1. ## Derivative

If $\displaystyle r(t) = |\bold{r}(t)| = \sqrt{(t^2-t)^2 + t^2(2t-t^2)}$ then does $\displaystyle \frac{dr}{dt} = \frac{1}{2} \left[ (t^2-t)^{2} + t^{2}(2t-t^{2}) \right]^{-\frac{1}{2}} \cdot \left [ 2(2t-1) + 2t(2-2t) \right ]$?

2. $\displaystyle \left( {t^2 - t} \right)^2 + t^2 \left( {2t - t^2 } \right) = t^2 \left( {t - 1} \right)^2 + t^2 \left( {2t - t^2 } \right) = t^2 \Big[ {\left( {t - 1} \right)^2 + 2t - t^2 } \Big].$

So $\displaystyle \left( {t^2 - t} \right)^2 + t^2 \left( {2t - t^2 } \right) = t^2 .$ Hence, considering $\displaystyle t>0$ your derivative is equal to 1.
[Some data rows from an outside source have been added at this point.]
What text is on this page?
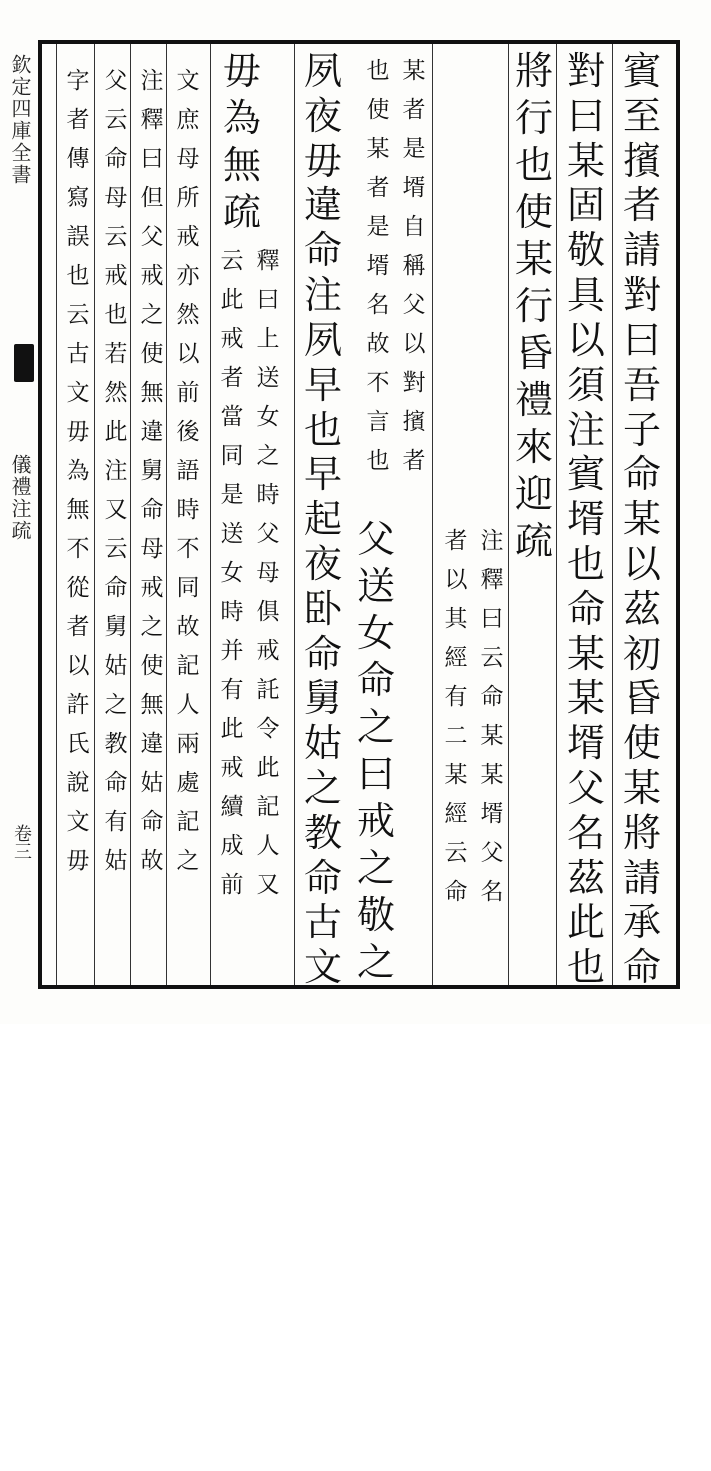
欽定四庫全書
儀禮注疏
卷三
賓
至
擯
者
請
對
曰
吾
子
命
某
以
茲
初
昏
使
某
將
請
承
命
對
曰
某
固
敬
具
以
須
注
賓
壻
也
命
某
某
壻
父
名
茲
此
也
將
行
也
使
某
行
昏
禮
來
迎
疏
注
釋
曰
云
命
某
某
壻
父
名
者
以
其
經
有
二
某
經
云
命
某
者
是
壻
自
稱
父
以
對
擯
者
也
使
某
者
是
壻
名
故
不
言
也
父
送
女
命
之
曰
戒
之
敬
之
夙
夜
毋
違
命
注
夙
早
也
早
起
夜
卧
命
舅
姑
之
教
命
古
文
毋
為
無
疏
釋
曰
上
送
女
之
時
父
母
俱
戒
託
令
此
記
人
又
云
此
戒
者
當
同
是
送
女
時
并
有
此
戒
續
成
前
文
庶
母
所
戒
亦
然
以
前
後
語
時
不
同
故
記
人
兩
處
記
之
注
釋
曰
但
父
戒
之
使
無
違
舅
命
母
戒
之
使
無
違
姑
命
故
父
云
命
母
云
戒
也
若
然
此
注
又
云
命
舅
姑
之
教
命
有
姑
字
者
傳
寫
誤
也
云
古
文
毋
為
無
不
從
者
以
許
氏
說
文
毋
3. To find $\displaystyle \frac{d \theta}{dt}$ I used the formula $\displaystyle \frac{d \theta}{dt} = \frac{x(dy/dt) - y(dx/dt)}{x^2+y^2}$.

I got a messy expression.

Basically I want to find the velocity and acceleration in terms of $\displaystyle \bold{u}_r$ and $\displaystyle \bold{u}_\theta$, where $\displaystyle \bold{r}(t) = (t^2-t, t \sqrt{2t-t^2})$